Oh, and btw, those of you who think it’s just great that everyone will have to buy insurance under ACA: There is NO provision in ACA WHATSOEVER to control, oversee, administer or have any input on premiums charged.
There is NO provision in ACA WHATSOEVER to control, oversee, administer or have any input on premiums charged.
It is a MYTH that insurers don’t offer coverage to people with pre-existing conditions. In my state, it is ILLEGAL for a health insurance carrier to deny anyone coverage because of a health condition. HOWEVER, health insurers can charge WHATEVER THEY WANT for people with pre-existing conditions.

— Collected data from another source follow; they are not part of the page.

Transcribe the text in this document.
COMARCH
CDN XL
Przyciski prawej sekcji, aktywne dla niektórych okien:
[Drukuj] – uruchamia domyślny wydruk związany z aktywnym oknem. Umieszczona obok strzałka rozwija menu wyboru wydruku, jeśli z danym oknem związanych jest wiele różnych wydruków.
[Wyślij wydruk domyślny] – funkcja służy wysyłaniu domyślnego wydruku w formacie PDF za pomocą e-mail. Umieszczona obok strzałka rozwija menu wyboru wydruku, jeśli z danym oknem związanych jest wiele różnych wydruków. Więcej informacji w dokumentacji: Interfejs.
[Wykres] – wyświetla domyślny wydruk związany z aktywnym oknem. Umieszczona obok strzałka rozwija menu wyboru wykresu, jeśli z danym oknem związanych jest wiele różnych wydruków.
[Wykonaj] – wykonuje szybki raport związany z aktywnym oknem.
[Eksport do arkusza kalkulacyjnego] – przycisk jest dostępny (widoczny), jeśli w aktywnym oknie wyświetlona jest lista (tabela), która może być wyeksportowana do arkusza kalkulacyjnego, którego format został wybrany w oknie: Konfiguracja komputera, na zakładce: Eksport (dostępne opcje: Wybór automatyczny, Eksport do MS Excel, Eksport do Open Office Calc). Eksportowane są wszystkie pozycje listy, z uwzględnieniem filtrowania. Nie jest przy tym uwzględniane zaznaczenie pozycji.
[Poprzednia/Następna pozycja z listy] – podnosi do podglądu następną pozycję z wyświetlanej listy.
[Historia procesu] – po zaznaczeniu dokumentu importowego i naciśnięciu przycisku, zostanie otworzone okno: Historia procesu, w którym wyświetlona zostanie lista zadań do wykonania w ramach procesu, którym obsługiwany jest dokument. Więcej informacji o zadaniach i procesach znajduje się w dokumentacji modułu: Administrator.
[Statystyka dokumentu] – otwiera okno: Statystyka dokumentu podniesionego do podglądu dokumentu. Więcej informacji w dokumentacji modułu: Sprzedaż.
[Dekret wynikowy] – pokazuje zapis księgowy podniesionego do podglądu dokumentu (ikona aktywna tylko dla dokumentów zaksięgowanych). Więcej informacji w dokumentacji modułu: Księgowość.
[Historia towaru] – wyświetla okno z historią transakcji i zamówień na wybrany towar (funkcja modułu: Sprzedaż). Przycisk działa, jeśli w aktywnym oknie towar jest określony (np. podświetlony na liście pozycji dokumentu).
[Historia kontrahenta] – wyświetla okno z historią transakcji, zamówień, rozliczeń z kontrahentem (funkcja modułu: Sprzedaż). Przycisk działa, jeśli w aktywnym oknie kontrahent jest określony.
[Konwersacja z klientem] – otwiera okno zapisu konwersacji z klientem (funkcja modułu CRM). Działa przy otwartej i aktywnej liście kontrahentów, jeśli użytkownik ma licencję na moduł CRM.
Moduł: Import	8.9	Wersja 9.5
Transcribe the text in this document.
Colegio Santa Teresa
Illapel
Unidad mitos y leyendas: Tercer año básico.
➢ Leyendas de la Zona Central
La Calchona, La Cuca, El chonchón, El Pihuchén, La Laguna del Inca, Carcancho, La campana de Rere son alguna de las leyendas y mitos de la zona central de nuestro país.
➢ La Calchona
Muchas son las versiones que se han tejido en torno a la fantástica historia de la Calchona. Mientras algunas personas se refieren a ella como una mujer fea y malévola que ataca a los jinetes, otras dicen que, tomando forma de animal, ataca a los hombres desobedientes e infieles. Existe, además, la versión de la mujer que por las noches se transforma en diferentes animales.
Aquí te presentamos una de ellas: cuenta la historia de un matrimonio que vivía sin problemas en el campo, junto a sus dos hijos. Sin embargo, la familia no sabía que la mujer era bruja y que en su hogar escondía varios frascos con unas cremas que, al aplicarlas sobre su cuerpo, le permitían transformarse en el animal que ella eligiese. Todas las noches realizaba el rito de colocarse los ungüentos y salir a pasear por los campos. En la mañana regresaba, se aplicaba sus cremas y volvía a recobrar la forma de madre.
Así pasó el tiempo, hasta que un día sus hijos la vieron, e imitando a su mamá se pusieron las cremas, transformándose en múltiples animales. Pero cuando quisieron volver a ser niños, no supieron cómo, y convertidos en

This will NOT CHANGE under ACA. If you think it will, you need to reread the act. Ordinarily when a public agency deputizes or authorizes a private company to act under color of its authority, the private entity assumes all the characteristics of the public agency; to wit; accountability, control, oversight and public administration.
But, the ACA is a blank check written on YOUR and MY bank account to the insurance industry. I give it six months before the abuse starts. Wait and see how your “minimum limits” policy ends up costing you as much as Cobra coverage. Mark these words, peeps, it’s just a matter of time.